There are four types of candidates:
- "host" candidates - Gathered directly from the local network adapter, host candidates are the internal IP address and port of a computer on a LAN. They can only route between peers on the same subnet.
- "srflx" candidates - Gathered via STUN, srflx, or server reflexive candidates, consisting of the public IP address and negotiated port of the local peer. When signaled to a remote peer they can be used to route traffic over the internet providing that traffic is not blocked by firewall rules.
- "prflx" candidates - Peer reflexive candidates are simply a variation on server reflexive candidates. In this case, these candidates are gathered directly by peers after they have established a connection. A peer reflexive candidate could be used after connectivity has been established if ongoing connectivity checks determine the candidate is routable, and connectivity on the currently active candidate is failing.
- "relay" candidates - Gathered via TURN, relay candidates consist of the public IP address and a negotiated port for the relay server. This is useful when a firewall does not allow direct routing via srflx candidates. In this case, the remote peer has signaled a candidate it can use to route traffic to the relay server, which can then in turn relay that traffic to the peer behind the restrictive firewall.

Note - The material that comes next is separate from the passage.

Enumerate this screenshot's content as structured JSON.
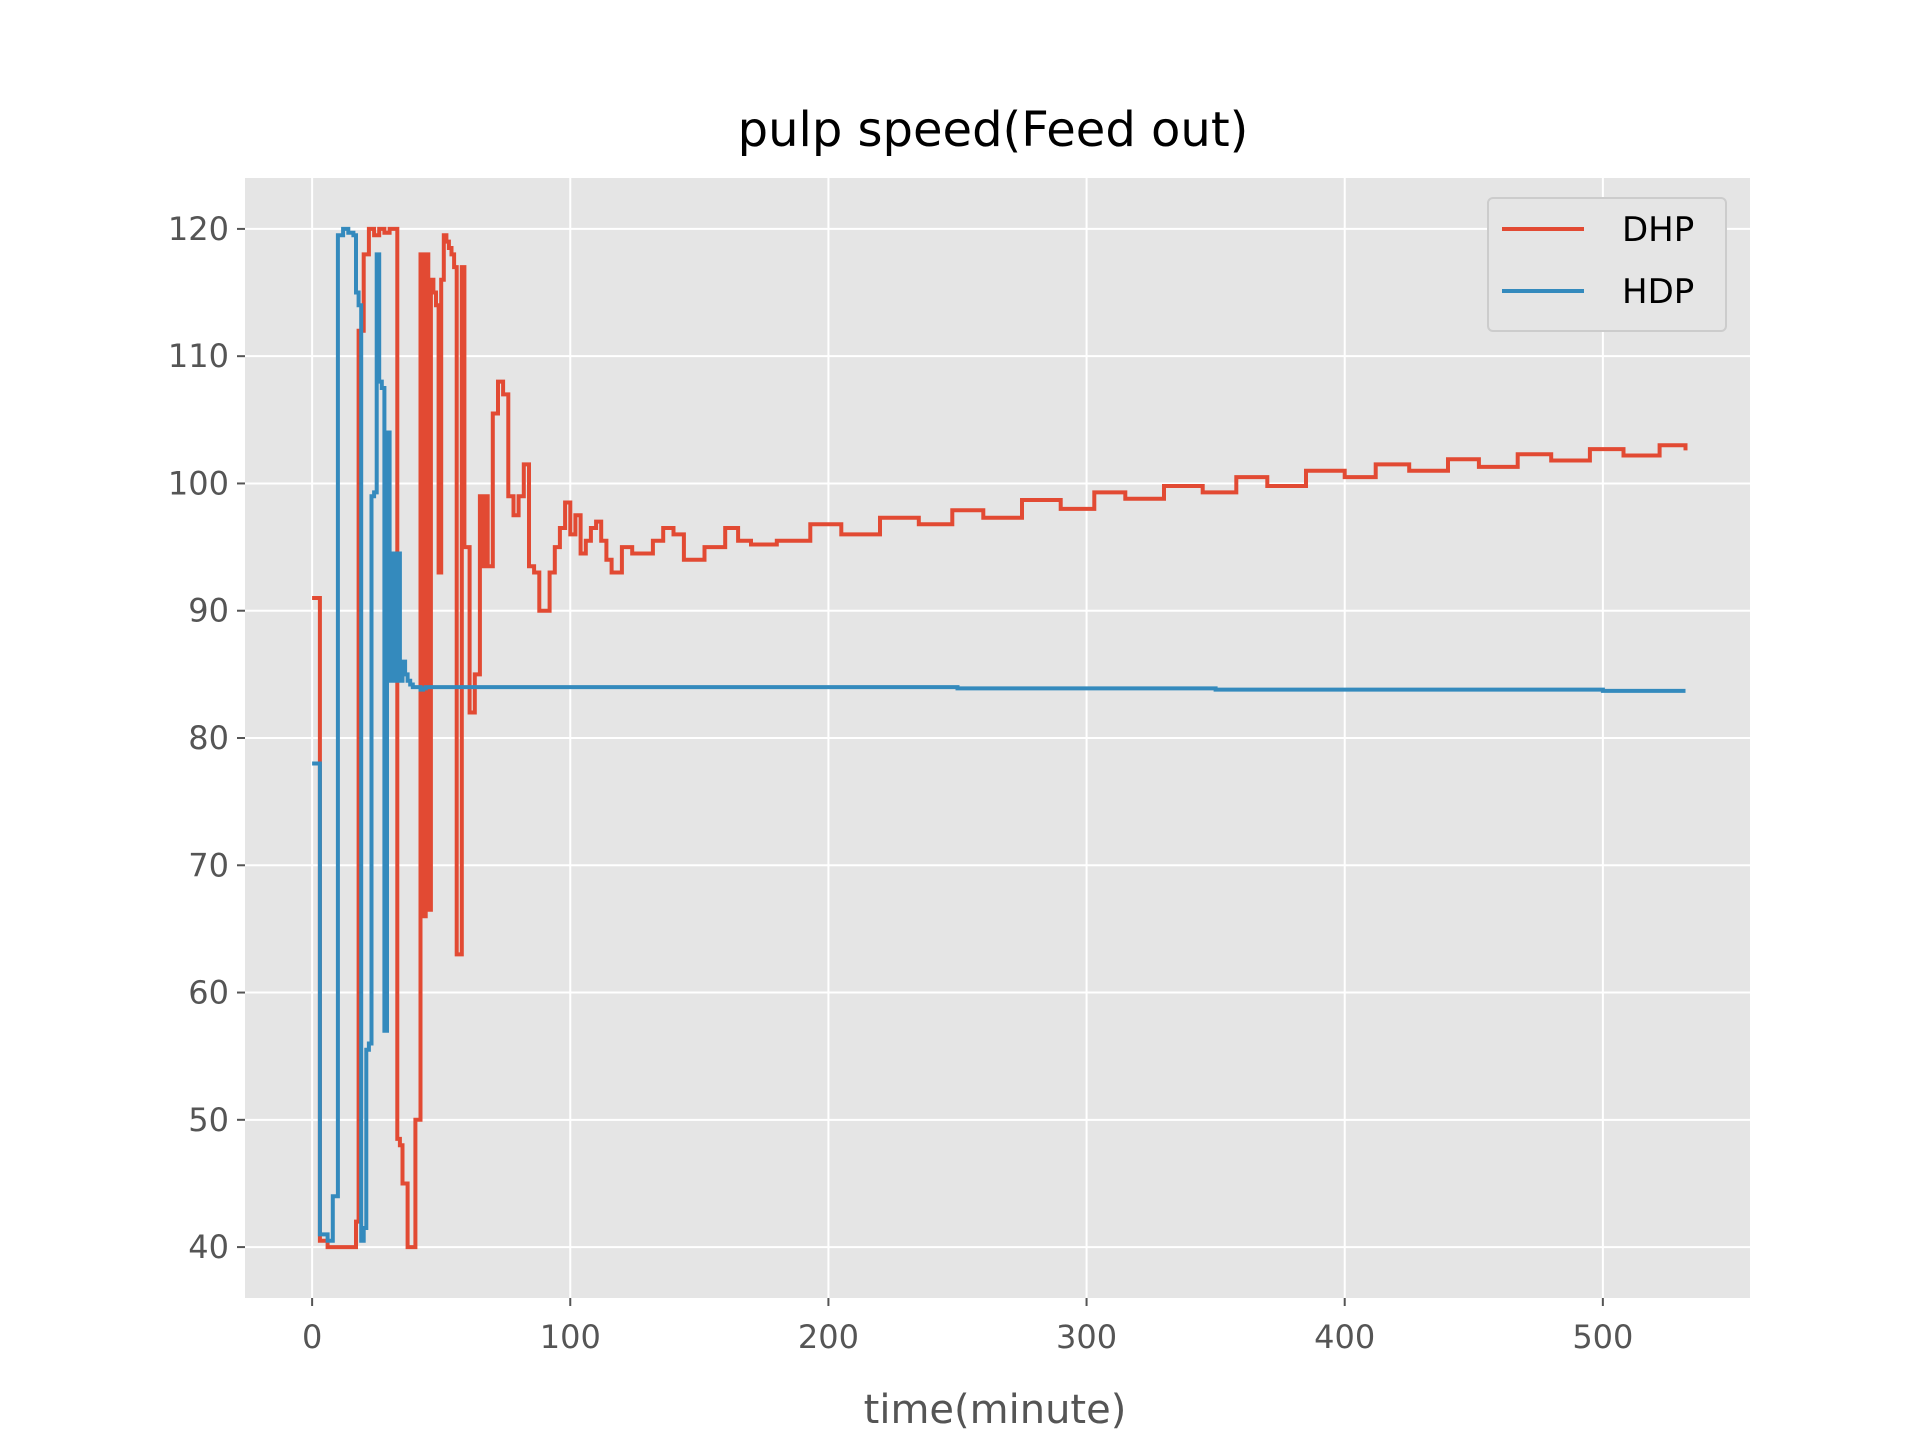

The firewall allows the TURN server to route traffic to the peer because the peer made the initial request to the server. In this way, the TURN server acts as a "man-in-the-middle" that the initiating peer uses to circumvent its firewall. From the discussion above, you know that communication over relay candidates is the least desirable option.
Now that we know what candidates are, and understand the different types, it's obvious that for real-time communication candidate preference is host > srflx/prflx > relay. Let's look at how ICE uses candidates to ensure the best possible routes for media flow while maximizing the chances that connectivity is possible at all. Here is a simplified version of how it works:
- The ICE layer of the LiveSwitch Client SDK gathers all types of candidates that it can. If STUN, TURN, and TURNS services are available, all candidate types are gathered for both UDP and TCP, if at all possible, at all times.
- Candidates are ranked with host > srflx/prflx > relay and UDP > TCP.
- Candidates are tested in order of rank. The first to establish connectivity is the winner and becomes the "active" candidate.
- Ongoing connectivity checks are performed on candidates. If the active candidate fails connectivity checks then a different candidate is used. Likewise, if a higher ranking candidate has connectivity checks succeed, then it becomes the active candidate.
Understanding how clients use ICE to establish and maintain connectivity is pretty cool, and the best part is that by offering embedded STUN/TURN capability directly in the Media Server, LiveSwitch manages all of this for you.
Provide Credentials for Embedded TURN
As discussed above TURN allows for authenticated access to the server. But, you don't want just anyone relaying traffic through your relay service. LiveSwitch's embedded TURN uses username/password authentication, but again, LiveSwitch manages this for you using usernames and passwords that are encrypted and temporary. You do not need to configure anything, and you do not need to worry about vending out TURN credentials to authorized clients.